Table 2. P values for power output and contact time based on the state of fatigue and limb of interest (where applicable).
*significant difference identified (p<0.05) D = dominant leg; ND = non-dominant leg; ASI = Average Symmetry Index
As expected, power output was observed to decrease immediately after a 60-second fatiguing bout. Interestingly, only the decrease in power output from the non-dominant leg was significantly different when comparing pre- and post-fatigue conditions. This indicates that the non-dominant leg fatigued more quickly than the dominant leg while performing the double leg task. When performing double leg landings, both legs will be able to absorb and dissipate the impact forces together. Under these circumstances, the decrease in ability of the non-dominant leg will be masked by the work of the dominant leg to complete the task.

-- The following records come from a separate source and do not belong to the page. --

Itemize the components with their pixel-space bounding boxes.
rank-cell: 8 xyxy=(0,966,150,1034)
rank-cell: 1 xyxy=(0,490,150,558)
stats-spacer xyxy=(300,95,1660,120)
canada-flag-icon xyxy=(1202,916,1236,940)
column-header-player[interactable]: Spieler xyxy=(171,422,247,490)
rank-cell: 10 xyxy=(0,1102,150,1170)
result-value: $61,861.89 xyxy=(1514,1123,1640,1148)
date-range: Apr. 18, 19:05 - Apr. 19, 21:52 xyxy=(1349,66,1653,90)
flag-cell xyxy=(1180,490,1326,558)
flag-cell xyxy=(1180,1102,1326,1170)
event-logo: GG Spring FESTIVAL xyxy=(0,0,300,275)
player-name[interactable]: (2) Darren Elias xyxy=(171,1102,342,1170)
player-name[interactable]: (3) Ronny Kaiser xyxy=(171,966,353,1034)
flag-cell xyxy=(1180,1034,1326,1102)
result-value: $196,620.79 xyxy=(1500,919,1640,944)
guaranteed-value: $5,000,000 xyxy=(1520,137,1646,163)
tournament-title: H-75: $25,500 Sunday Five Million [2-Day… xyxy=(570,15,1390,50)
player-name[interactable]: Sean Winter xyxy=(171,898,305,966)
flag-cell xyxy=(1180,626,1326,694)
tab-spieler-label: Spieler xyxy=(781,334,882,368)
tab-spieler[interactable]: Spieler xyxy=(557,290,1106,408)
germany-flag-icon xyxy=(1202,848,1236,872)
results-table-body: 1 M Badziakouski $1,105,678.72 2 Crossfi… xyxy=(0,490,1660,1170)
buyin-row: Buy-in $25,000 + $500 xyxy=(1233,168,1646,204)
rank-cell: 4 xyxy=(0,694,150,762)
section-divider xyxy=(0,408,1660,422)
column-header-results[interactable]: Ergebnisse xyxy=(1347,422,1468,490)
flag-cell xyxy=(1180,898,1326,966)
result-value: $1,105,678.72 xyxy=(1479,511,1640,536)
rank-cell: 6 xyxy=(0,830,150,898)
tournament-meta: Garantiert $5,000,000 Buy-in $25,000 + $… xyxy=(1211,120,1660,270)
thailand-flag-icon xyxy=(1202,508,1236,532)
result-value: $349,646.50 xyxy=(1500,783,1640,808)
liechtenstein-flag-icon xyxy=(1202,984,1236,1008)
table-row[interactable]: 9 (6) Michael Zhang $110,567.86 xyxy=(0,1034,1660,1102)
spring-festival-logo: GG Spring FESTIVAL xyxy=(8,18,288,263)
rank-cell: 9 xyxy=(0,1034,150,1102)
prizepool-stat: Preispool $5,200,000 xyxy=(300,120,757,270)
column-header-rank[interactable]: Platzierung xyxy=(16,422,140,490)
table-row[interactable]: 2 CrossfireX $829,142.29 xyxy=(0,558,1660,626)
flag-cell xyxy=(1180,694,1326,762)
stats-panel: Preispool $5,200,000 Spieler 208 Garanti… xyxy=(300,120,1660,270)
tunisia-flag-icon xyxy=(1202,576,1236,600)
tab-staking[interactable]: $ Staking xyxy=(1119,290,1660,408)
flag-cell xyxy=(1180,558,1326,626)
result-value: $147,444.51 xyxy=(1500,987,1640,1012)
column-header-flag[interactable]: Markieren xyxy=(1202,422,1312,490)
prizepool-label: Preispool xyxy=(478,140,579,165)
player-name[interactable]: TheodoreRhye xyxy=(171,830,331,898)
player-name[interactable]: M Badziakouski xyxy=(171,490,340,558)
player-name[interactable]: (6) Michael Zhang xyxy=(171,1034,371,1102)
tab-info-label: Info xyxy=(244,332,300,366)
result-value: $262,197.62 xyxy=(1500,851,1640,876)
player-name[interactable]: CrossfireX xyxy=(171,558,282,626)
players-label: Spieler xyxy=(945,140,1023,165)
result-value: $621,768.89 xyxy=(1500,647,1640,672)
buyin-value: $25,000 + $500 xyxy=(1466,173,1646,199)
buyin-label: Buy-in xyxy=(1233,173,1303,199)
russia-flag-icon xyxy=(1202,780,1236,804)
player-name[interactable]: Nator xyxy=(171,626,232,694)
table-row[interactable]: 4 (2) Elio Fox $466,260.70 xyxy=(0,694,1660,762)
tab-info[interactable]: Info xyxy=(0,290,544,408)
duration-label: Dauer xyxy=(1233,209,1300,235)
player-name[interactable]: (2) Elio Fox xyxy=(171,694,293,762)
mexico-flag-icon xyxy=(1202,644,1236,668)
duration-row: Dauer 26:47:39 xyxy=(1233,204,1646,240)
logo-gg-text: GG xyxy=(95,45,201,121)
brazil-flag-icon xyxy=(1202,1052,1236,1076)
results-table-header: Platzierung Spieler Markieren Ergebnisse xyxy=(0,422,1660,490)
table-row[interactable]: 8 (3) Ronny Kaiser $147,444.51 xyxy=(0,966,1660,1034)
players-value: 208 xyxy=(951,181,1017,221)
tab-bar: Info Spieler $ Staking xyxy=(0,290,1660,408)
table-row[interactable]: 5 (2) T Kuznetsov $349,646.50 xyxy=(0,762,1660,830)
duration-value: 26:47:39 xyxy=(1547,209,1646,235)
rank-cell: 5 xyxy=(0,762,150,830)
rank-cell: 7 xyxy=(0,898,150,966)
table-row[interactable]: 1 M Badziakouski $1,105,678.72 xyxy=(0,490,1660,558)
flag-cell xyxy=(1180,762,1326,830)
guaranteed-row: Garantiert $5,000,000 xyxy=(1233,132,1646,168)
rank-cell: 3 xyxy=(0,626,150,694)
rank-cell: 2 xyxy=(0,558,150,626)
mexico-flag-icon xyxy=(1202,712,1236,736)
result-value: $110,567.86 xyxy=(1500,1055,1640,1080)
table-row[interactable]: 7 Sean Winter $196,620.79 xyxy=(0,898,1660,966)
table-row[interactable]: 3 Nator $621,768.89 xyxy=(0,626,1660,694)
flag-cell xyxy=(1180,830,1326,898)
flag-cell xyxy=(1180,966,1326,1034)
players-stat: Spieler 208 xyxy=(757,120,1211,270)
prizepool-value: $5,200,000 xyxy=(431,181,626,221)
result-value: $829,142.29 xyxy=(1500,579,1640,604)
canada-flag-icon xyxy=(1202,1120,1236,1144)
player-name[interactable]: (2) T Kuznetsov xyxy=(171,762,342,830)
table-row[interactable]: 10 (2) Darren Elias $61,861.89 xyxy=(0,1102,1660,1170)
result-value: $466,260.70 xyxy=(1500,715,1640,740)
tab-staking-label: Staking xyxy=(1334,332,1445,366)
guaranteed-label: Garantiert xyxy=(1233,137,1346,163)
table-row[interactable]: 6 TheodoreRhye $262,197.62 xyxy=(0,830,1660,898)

In sport, however, players are often required to perform unilateral landings throughout the competition. As the player becomes fatigued over the course of the match or game, the non-dominant leg will still be required to perform single-leg landings under fatigued conditions. The non-dominant leg is now in a compromised position as it may not be able to withstand the load incurred at landing. For example, if the gluteus medius is not able to generate the amount of force required to keep the thigh in line with the hip when fatigued under intense loads, the thigh will begin to adduct towards the midline of the body, causing the knee to move into a valgus position. This alignment is often associated with an increased potential for injury at the knee (e.g. ACL tear or rupture) and is one of the characteristics of the “position of no return” .
Assessments that identify characteristics that are linked or associated with increased risk for lower body injury are typically performed when the participants are not fatigued. In most cases, the participants have undergone a 10-15 minute standardized general (and possibly an additional specific) warmup, followed by a brief familiarization period [4,7,12,14,19,20]. When the subjects are being tested, they are performing the movements (jump take-offs and landings, cutting tasks, etc.) under relatively un-stressed physical conditions. While this information is valuable for identifying those athletes that are naturally predisposed to incurring a lower body injury, it may mask the dangers that begin to present themselves once the participant begins to tire, similar to that experienced throughout the duration of a game or match. It is most concerning when an athlete presents no sign of asymmetries prior to fatigue, but is flagged as high risk (ASI values greater than 15%) when fatigued.
While this brief assessment was a preliminary study to the upcoming investigation focusing on a larger sample population, it indicates that there is the potential to be over looking athletes that may truly be in the high risk category as the game or match continues. Being able to identify such athletes in order to develop training protocols to help minimize asymmetries is essential in optimizing performance while minimizing injury.
Future research in this area will not only address a larger population of both male and female athletes, it will also investigate additional characteristics previously identified as those that predispose athletes to non-contact lower body injury in pre-and post-fatigue conditions. Additionally, unilateral jumping performance (both take-off and landing) will be assessed across multiple directions (vertical, horizontal and lateral) as previous research has indicated that performance across these directions is independent of each other . For example, an athlete performing well in one direction may not perform as equally well in another.